RCN should be proud of its record on gay rights

In two weeks time, I will be giving a public lecture for LGBT History Month at an event in London, celebrating the RCN’s role in championing diversity.

Picture credit: Martin Chainey

In two weeks time, I will be giving a public lecture for LGBT History Month at an event in London, celebrating the RCN’s role in championing diversity.

Over the years, the RCN has fought for gay, lesbian, bisexual and trans (LGBT) rights and participated in Pride events across the UK, which means more than just marching and having a stand; it is a clear demonstration of the college’s commitment to patient care, equality and recognising LGBT health workers.

At RCN congress in Brighton in 1988, activists unfurled a banner in the congress hall calling on the RCN to challenge Section 28, which banned local authorities from ‘promoting’ homosexuality or portraying it in a positive light in schools. This can be seen as the start of the RCN’s journey with LGBT nurses and patients.

Over the years, a number of key debates have taken place at congress, moving the LGBT agenda forward professionally and politically. The theme for congress in Bournemouth in 1998 was ‘Change and Challenge’. An emergency resolution about children and adolescents who had been bullied because they were lesbian or gay was accepted onto the agenda, and a huge majority of delegates voted to lobby the government to provide clear guidance and support to tackle homophobia and related bullying in schools.

With school nurses taking the lead and supporting this and other resolutions on equality in the age of consent, the RCN’s credibility on promoting and recognising the health needs of LGBT people started to grow. Publications about caring for LGBT patients and partners have been produced by the college, leading the way in developing patient care.

The RCN London OUT! group formed in 2001, bringing together members across London to discuss participation in Pride events and support for nurses. Then in 2003 the RCN joined the march at London Pride, and for a couple of years had stands at Pride events. RCN Proud launched a few years later, with the college participating in Pride events across the UK.

This was about the RCN visibly supporting LGBT rights, and it led to closer working with the Gay and Lesbian Doctors and Dentists Association and the wider gay community. The few of us who marched in 2003 were waved off from Cavendish Square by RCN council members. By the end of the march, we had been joined by more than 50 nurses, midwives and nursing students. The RCN made history that day as the first royal college to march in a Pride event – we were prepared to join with other organisations to support gay rights.

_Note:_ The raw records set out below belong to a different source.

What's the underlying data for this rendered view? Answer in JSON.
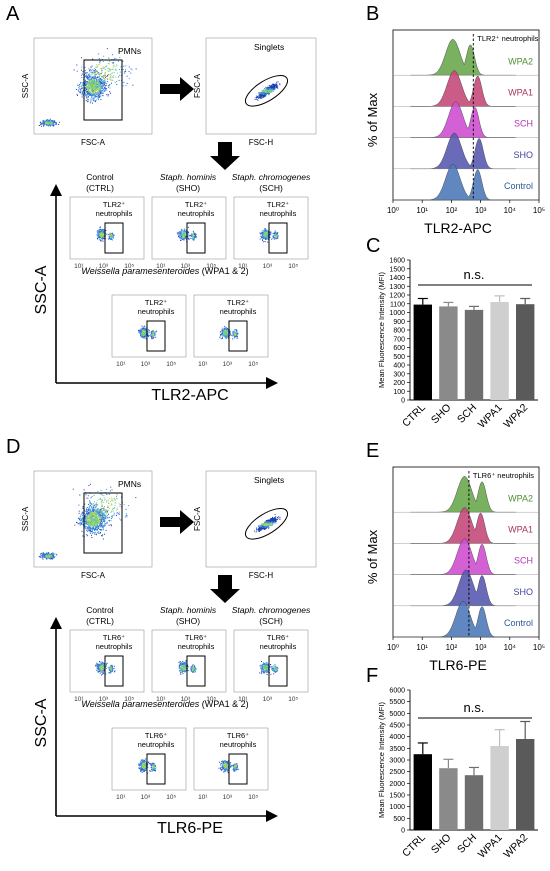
{
  "panels": {
    "A": {
      "letter": "A",
      "gate_pmn": "PMNs",
      "gate_singlets": "Singlets",
      "plot1_xlabel": "FSC-A",
      "plot1_ylabel": "SSC-A",
      "plot2_xlabel": "FSC-H",
      "plot2_ylabel": "FSC-A",
      "groups": [
        {
          "line1": "Control",
          "line2": "(CTRL)",
          "italic": false
        },
        {
          "line1": "Staph. hominis",
          "line2": "(SHO)",
          "italic": true
        },
        {
          "line1": "Staph. chromogenes",
          "line2": "(SCH)",
          "italic": true
        }
      ],
      "weissella_italic": "Weissella paramesenteroides",
      "weissella_rest": " (WPA1 & 2)",
      "gate_line1": "TLR2⁺",
      "gate_line2": "neutrophils",
      "tick_labels": [
        "10¹",
        "10³",
        "10⁵"
      ],
      "big_ylabel": "SSC-A",
      "big_xlabel": "TLR2-APC"
    },
    "B": {
      "letter": "B",
      "annotation": "TLR2⁺ neutrophils",
      "ylabel": "% of Max",
      "xlabel": "TLR2-APC",
      "x_ticks": [
        "10⁰",
        "10¹",
        "10²",
        "10³",
        "10⁴",
        "10⁵"
      ],
      "samples": [
        {
          "name": "WPA2",
          "color": "#6aa84f",
          "label_color": "#4f8f2f",
          "mode_log": 2.05,
          "second_log": 2.65
        },
        {
          "name": "WPA1",
          "color": "#c44a7a",
          "label_color": "#a8325f",
          "mode_log": 2.1,
          "second_log": 2.9
        },
        {
          "name": "SCH",
          "color": "#cf4fd0",
          "label_color": "#b535b5",
          "mode_log": 2.15,
          "second_log": 2.8
        },
        {
          "name": "SHO",
          "color": "#5a5bb0",
          "label_color": "#41429a",
          "mode_log": 2.1,
          "second_log": 2.95
        },
        {
          "name": "Control",
          "color": "#4f7ab8",
          "label_color": "#2f5a96",
          "mode_log": 2.05,
          "second_log": 2.9
        }
      ]
    },
    "C": {
      "letter": "C",
      "ylabel": "Mean Fluorescence Intensity (MFI)",
      "significance": "n.s."
    },
    "D": {
      "letter": "D",
      "gate_pmn": "PMNs",
      "gate_singlets": "Singlets",
      "plot1_xlabel": "FSC-A",
      "plot1_ylabel": "SSC-A",
      "plot2_xlabel": "FSC-H",
      "plot2_ylabel": "FSC-A",
      "groups": [
        {
          "line1": "Control",
          "line2": "(CTRL)",
          "italic": false
        },
        {
          "line1": "Staph. hominis",
          "line2": "(SHO)",
          "italic": true
        },
        {
          "line1": "Staph. chromogenes",
          "line2": "(SCH)",
          "italic": true
        }
      ],
      "weissella_italic": "Weissella paramesenteroides",
      "weissella_rest": " (WPA1 & 2)",
      "gate_line1": "TLR6⁺",
      "gate_line2": "neutrophils",
      "tick_labels": [
        "10¹",
        "10³",
        "10⁵"
      ],
      "big_ylabel": "SSC-A",
      "big_xlabel": "TLR6-PE"
    },
    "E": {
      "letter": "E",
      "annotation": "TLR6⁺ neutrophils",
      "ylabel": "% of Max",
      "xlabel": "TLR6-PE",
      "x_ticks": [
        "10⁰",
        "10¹",
        "10²",
        "10³",
        "10⁴",
        "10⁵"
      ],
      "samples": [
        {
          "name": "WPA2",
          "color": "#6aa84f",
          "label_color": "#4f8f2f",
          "mode_log": 2.45,
          "second_log": 3.05
        },
        {
          "name": "WPA1",
          "color": "#c44a7a",
          "label_color": "#a8325f",
          "mode_log": 2.45,
          "second_log": 3.0
        },
        {
          "name": "SCH",
          "color": "#cf4fd0",
          "label_color": "#b535b5",
          "mode_log": 2.45,
          "second_log": 3.05
        },
        {
          "name": "SHO",
          "color": "#5a5bb0",
          "label_color": "#41429a",
          "mode_log": 2.5,
          "second_log": 3.05
        },
        {
          "name": "Control",
          "color": "#4f7ab8",
          "label_color": "#2f5a96",
          "mode_log": 2.4,
          "second_log": 3.05
        }
      ]
    },
    "F": {
      "letter": "F",
      "ylabel": "Mean Fluorescence Intensity (MFI)",
      "significance": "n.s."
    }
  },
  "chart_data": [
    {
      "id": "C",
      "type": "bar",
      "categories": [
        "CTRL",
        "SHO",
        "SCH",
        "WPA1",
        "WPA2"
      ],
      "values": [
        1090,
        1070,
        1030,
        1120,
        1095
      ],
      "errors": [
        70,
        45,
        40,
        70,
        65
      ],
      "colors": [
        "#000000",
        "#8a8a8a",
        "#6e6e6e",
        "#cfcfcf",
        "#5a5a5a"
      ],
      "ylabel": "Mean Fluorescence Intensity (MFI)",
      "ylim": [
        0,
        1600
      ],
      "yticks": [
        0,
        100,
        200,
        300,
        400,
        500,
        600,
        700,
        800,
        900,
        1000,
        1100,
        1200,
        1300,
        1400,
        1500,
        1600
      ],
      "significance": "n.s."
    },
    {
      "id": "F",
      "type": "bar",
      "categories": [
        "CTRL",
        "SHO",
        "SCH",
        "WPA1",
        "WPA2"
      ],
      "values": [
        3250,
        2650,
        2350,
        3600,
        3900
      ],
      "errors": [
        480,
        380,
        330,
        700,
        750
      ],
      "colors": [
        "#000000",
        "#8a8a8a",
        "#6e6e6e",
        "#cfcfcf",
        "#5a5a5a"
      ],
      "ylabel": "Mean Fluorescence Intensity (MFI)",
      "ylim": [
        0,
        6000
      ],
      "yticks": [
        0,
        500,
        1000,
        1500,
        2000,
        2500,
        3000,
        3500,
        4000,
        4500,
        5000,
        5500,
        6000
      ],
      "significance": "n.s."
    },
    {
      "id": "B",
      "type": "area",
      "x_scale": "log",
      "x_range": [
        1,
        100000
      ],
      "series": [
        {
          "name": "WPA2",
          "mode": 112,
          "second_peak": 450
        },
        {
          "name": "WPA1",
          "mode": 126,
          "second_peak": 795
        },
        {
          "name": "SCH",
          "mode": 141,
          "second_peak": 631
        },
        {
          "name": "SHO",
          "mode": 126,
          "second_peak": 891
        },
        {
          "name": "Control",
          "mode": 112,
          "second_peak": 795
        }
      ]
    },
    {
      "id": "E",
      "type": "area",
      "x_scale": "log",
      "x_range": [
        1,
        100000
      ],
      "series": [
        {
          "name": "WPA2",
          "mode": 282,
          "second_peak": 1122
        },
        {
          "name": "WPA1",
          "mode": 282,
          "second_peak": 1000
        },
        {
          "name": "SCH",
          "mode": 282,
          "second_peak": 1122
        },
        {
          "name": "SHO",
          "mode": 316,
          "second_peak": 1122
        },
        {
          "name": "Control",
          "mode": 251,
          "second_peak": 1122
        }
      ]
    }
  ]
}
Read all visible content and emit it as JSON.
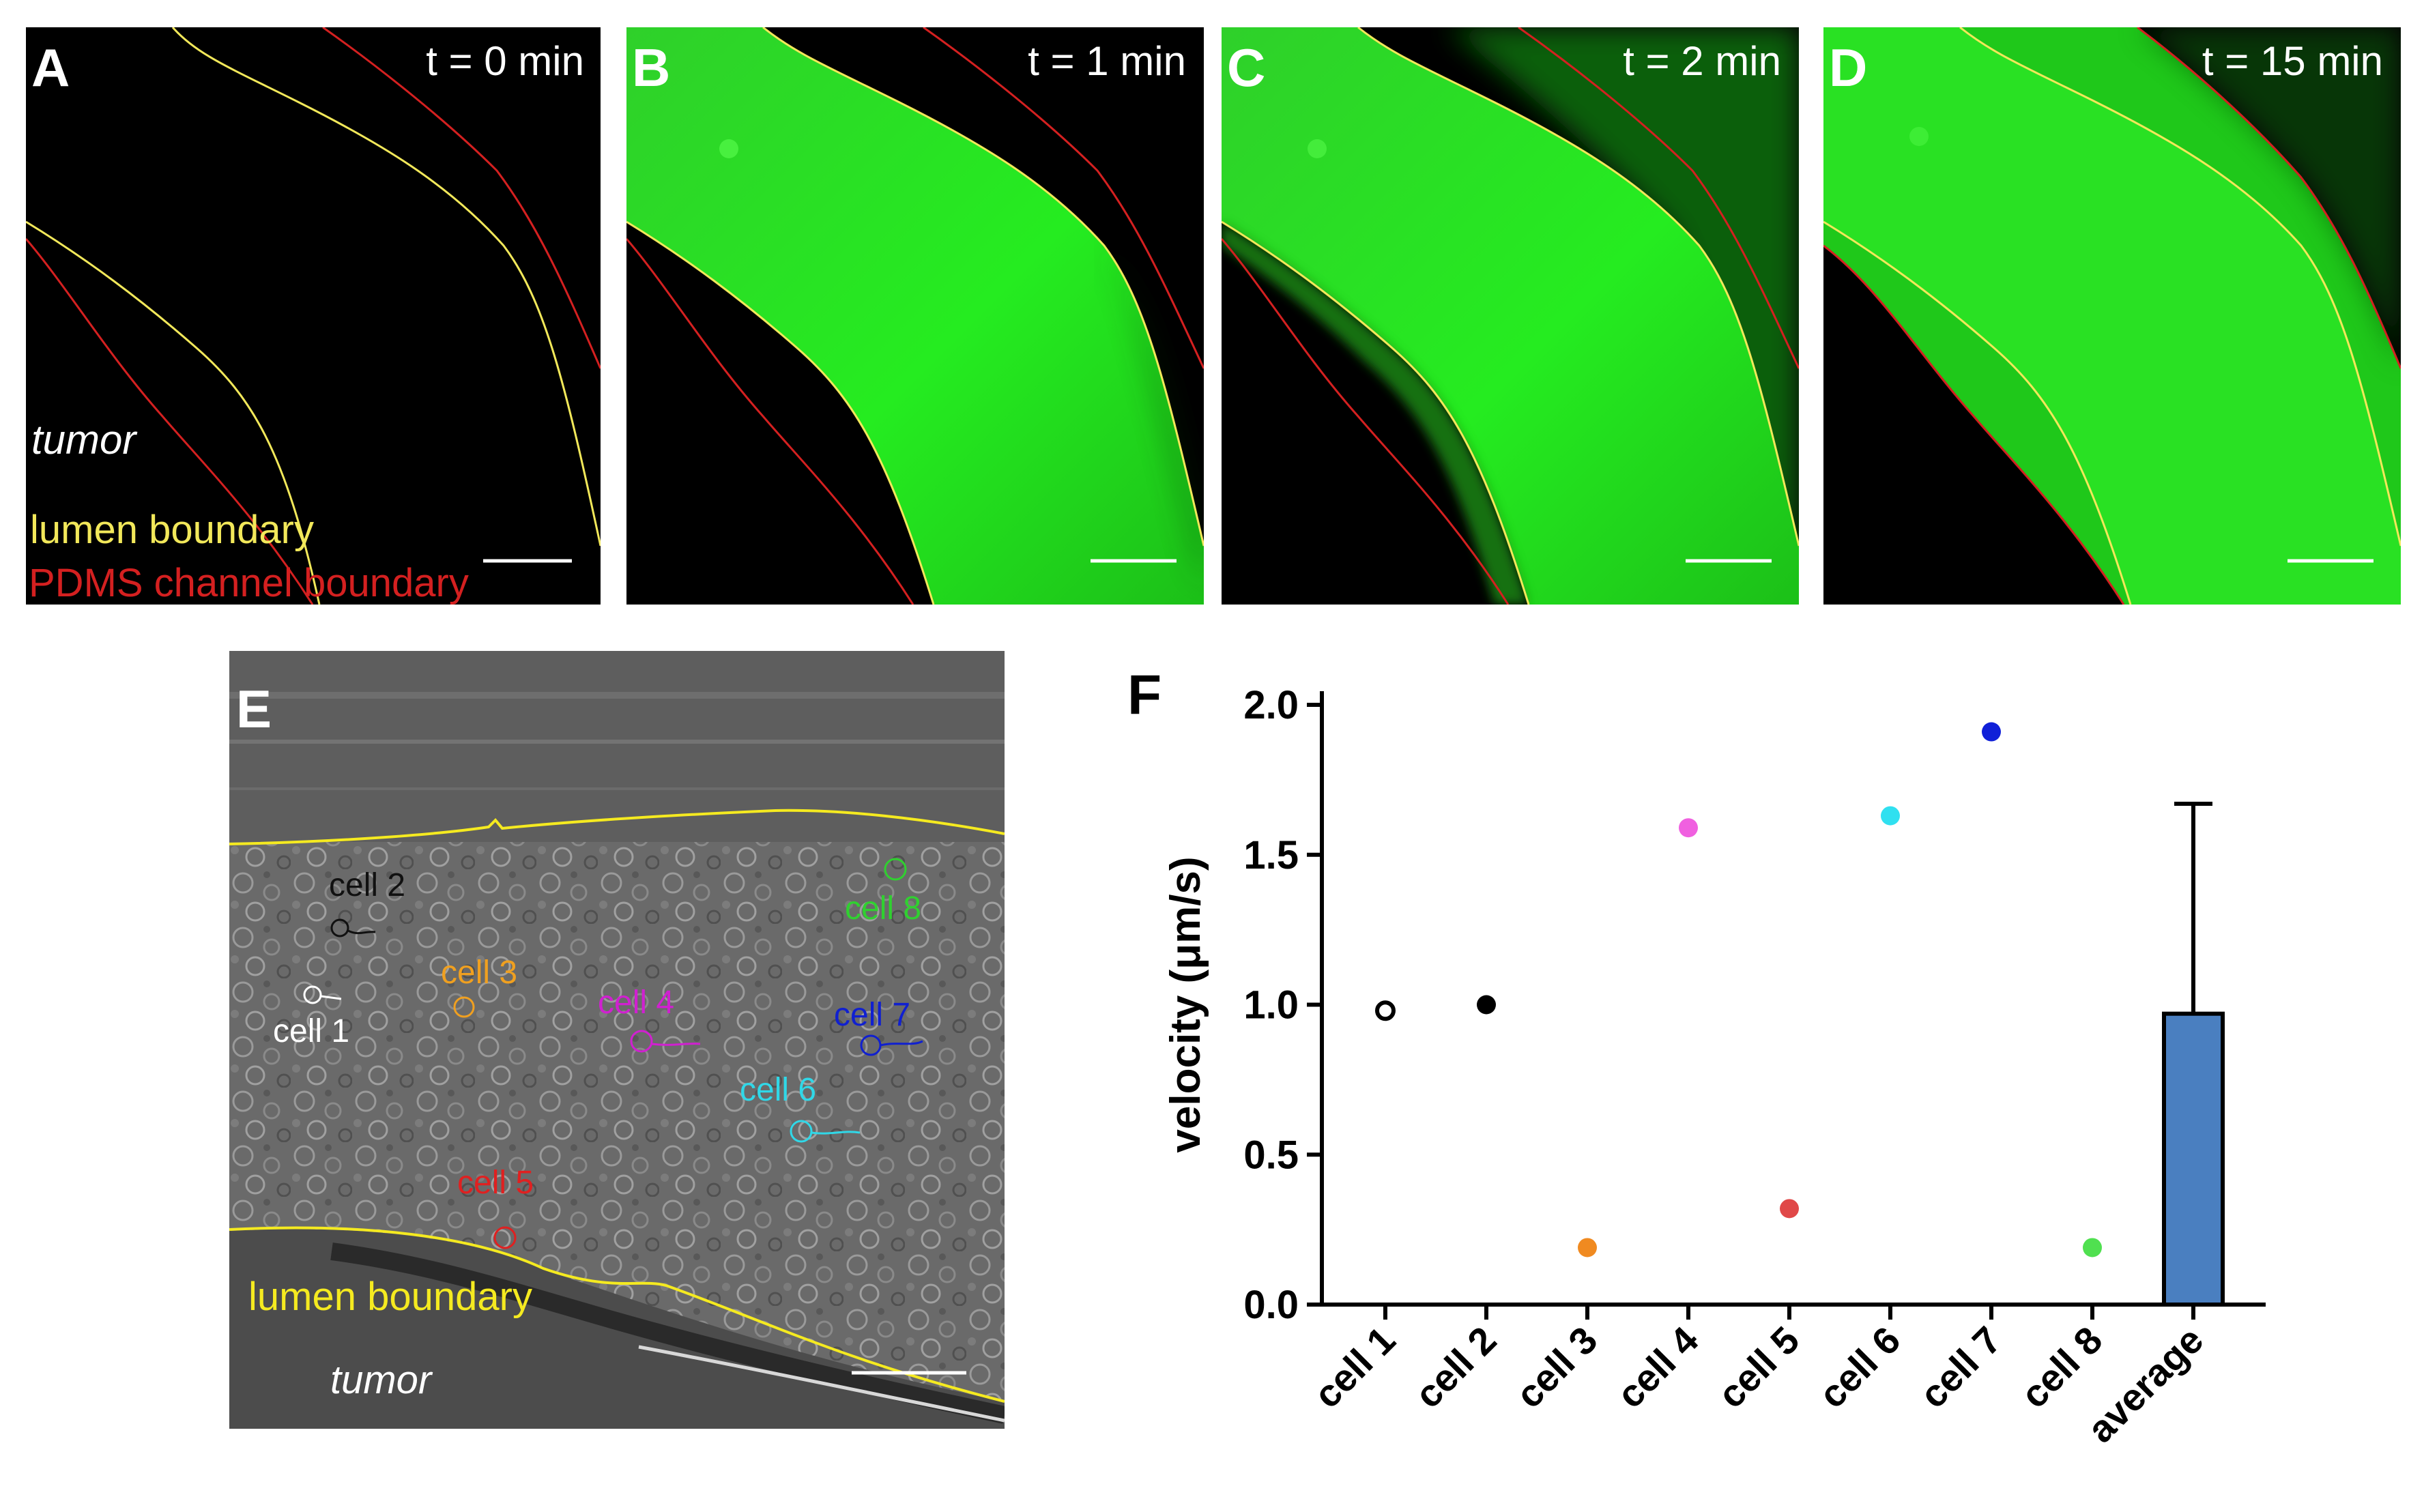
{
  "panels": {
    "A": {
      "letter": "A",
      "time": "t = 0 min",
      "tumor": "tumor",
      "lumen": "lumen boundary",
      "pdms": "PDMS channel boundary"
    },
    "B": {
      "letter": "B",
      "time": "t = 1 min"
    },
    "C": {
      "letter": "C",
      "time": "t = 2 min"
    },
    "D": {
      "letter": "D",
      "time": "t = 15 min"
    },
    "E": {
      "letter": "E",
      "lumen": "lumen boundary",
      "tumor": "tumor",
      "cells": [
        "cell 1",
        "cell 2",
        "cell 3",
        "cell 4",
        "cell 5",
        "cell 6",
        "cell 7",
        "cell 8"
      ]
    },
    "F": {
      "letter": "F"
    }
  },
  "colors": {
    "lumen": "#f2e85a",
    "pdms": "#d42020",
    "green": "#22e01e",
    "cell1": "#ffffff",
    "cell2": "#111111",
    "cell3": "#f0a020",
    "cell4": "#d020d0",
    "cell5": "#e02020",
    "cell6": "#30d8e8",
    "cell7": "#1020d0",
    "cell8": "#30d030",
    "bar": "#4a7fc0"
  },
  "chart_data": {
    "type": "scatter",
    "title": "",
    "ylabel": "velocity (μm/s)",
    "xlabel": "",
    "ylim": [
      0,
      2.0
    ],
    "yticks": [
      "0.0",
      "0.5",
      "1.0",
      "1.5",
      "2.0"
    ],
    "categories": [
      "cell 1",
      "cell 2",
      "cell 3",
      "cell 4",
      "cell 5",
      "cell 6",
      "cell 7",
      "cell 8",
      "average"
    ],
    "points": [
      {
        "name": "cell 1",
        "value": 0.98,
        "color": "#000000",
        "hollow": true
      },
      {
        "name": "cell 2",
        "value": 1.0,
        "color": "#000000",
        "hollow": false
      },
      {
        "name": "cell 3",
        "value": 0.19,
        "color": "#f08a20",
        "hollow": false
      },
      {
        "name": "cell 4",
        "value": 1.59,
        "color": "#f060e0",
        "hollow": false
      },
      {
        "name": "cell 5",
        "value": 0.32,
        "color": "#e04848",
        "hollow": false
      },
      {
        "name": "cell 6",
        "value": 1.63,
        "color": "#30e0f0",
        "hollow": false
      },
      {
        "name": "cell 7",
        "value": 1.91,
        "color": "#1020d8",
        "hollow": false
      },
      {
        "name": "cell 8",
        "value": 0.19,
        "color": "#50e050",
        "hollow": false
      }
    ],
    "bar": {
      "name": "average",
      "value": 0.97,
      "error": 0.7,
      "color": "#4a7fc0"
    }
  }
}
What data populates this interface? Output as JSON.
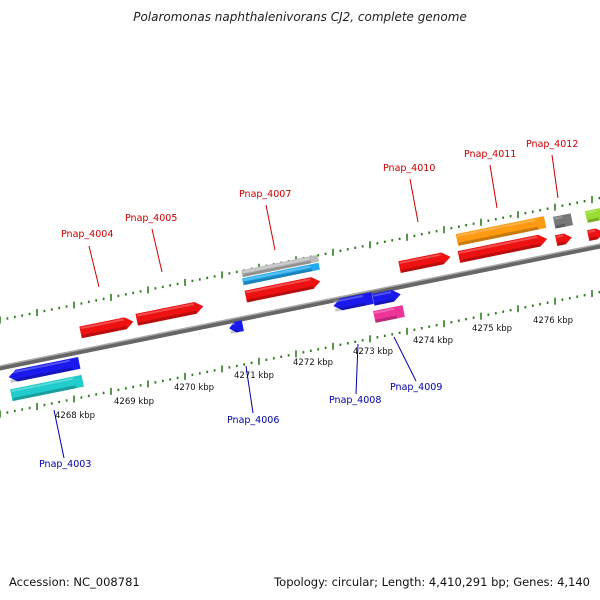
{
  "title": "Polaromonas naphthalenivorans CJ2, complete genome",
  "accession": "Accession: NC_008781",
  "topology": "Topology: circular; Length: 4,410,291 bp; Genes: 4,140",
  "colors": {
    "backbone": "#888888",
    "tick": "#2e7d1e",
    "label_plus": "#cc0000",
    "label_minus": "#0000aa",
    "red": "#ee1111",
    "blue": "#1a1aee",
    "cyan": "#22cccc",
    "light_blue": "#22aaee",
    "orange": "#ff9a11",
    "magenta": "#ee3399",
    "gray": "#777777",
    "silver": "#bbbbbb",
    "green": "#99dd33"
  },
  "ticks": [
    {
      "label": "4268 kbp"
    },
    {
      "label": "4269 kbp"
    },
    {
      "label": "4270 kbp"
    },
    {
      "label": "4271 kbp"
    },
    {
      "label": "4272 kbp"
    },
    {
      "label": "4273 kbp"
    },
    {
      "label": "4274 kbp"
    },
    {
      "label": "4275 kbp"
    },
    {
      "label": "4276 kbp"
    }
  ],
  "genes": [
    {
      "name": "Pnap_4003",
      "strand": "minus"
    },
    {
      "name": "Pnap_4004",
      "strand": "plus"
    },
    {
      "name": "Pnap_4005",
      "strand": "plus"
    },
    {
      "name": "Pnap_4006",
      "strand": "minus"
    },
    {
      "name": "Pnap_4007",
      "strand": "plus"
    },
    {
      "name": "Pnap_4008",
      "strand": "minus"
    },
    {
      "name": "Pnap_4009",
      "strand": "minus"
    },
    {
      "name": "Pnap_4010",
      "strand": "plus"
    },
    {
      "name": "Pnap_4011",
      "strand": "plus"
    },
    {
      "name": "Pnap_4012",
      "strand": "plus"
    }
  ]
}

As we celebrate LGBT History Month, it is time to reflect on the success and progress achieved over the years, but also to remember there is still a long way to go in tackling homophobia in healthcare settings, promoting the rights of LGBT people and eliminating discrimination.

This year, the RCN will be participating in Pride events all over the country. Think about joining us and be proud of what the RCN has achieved.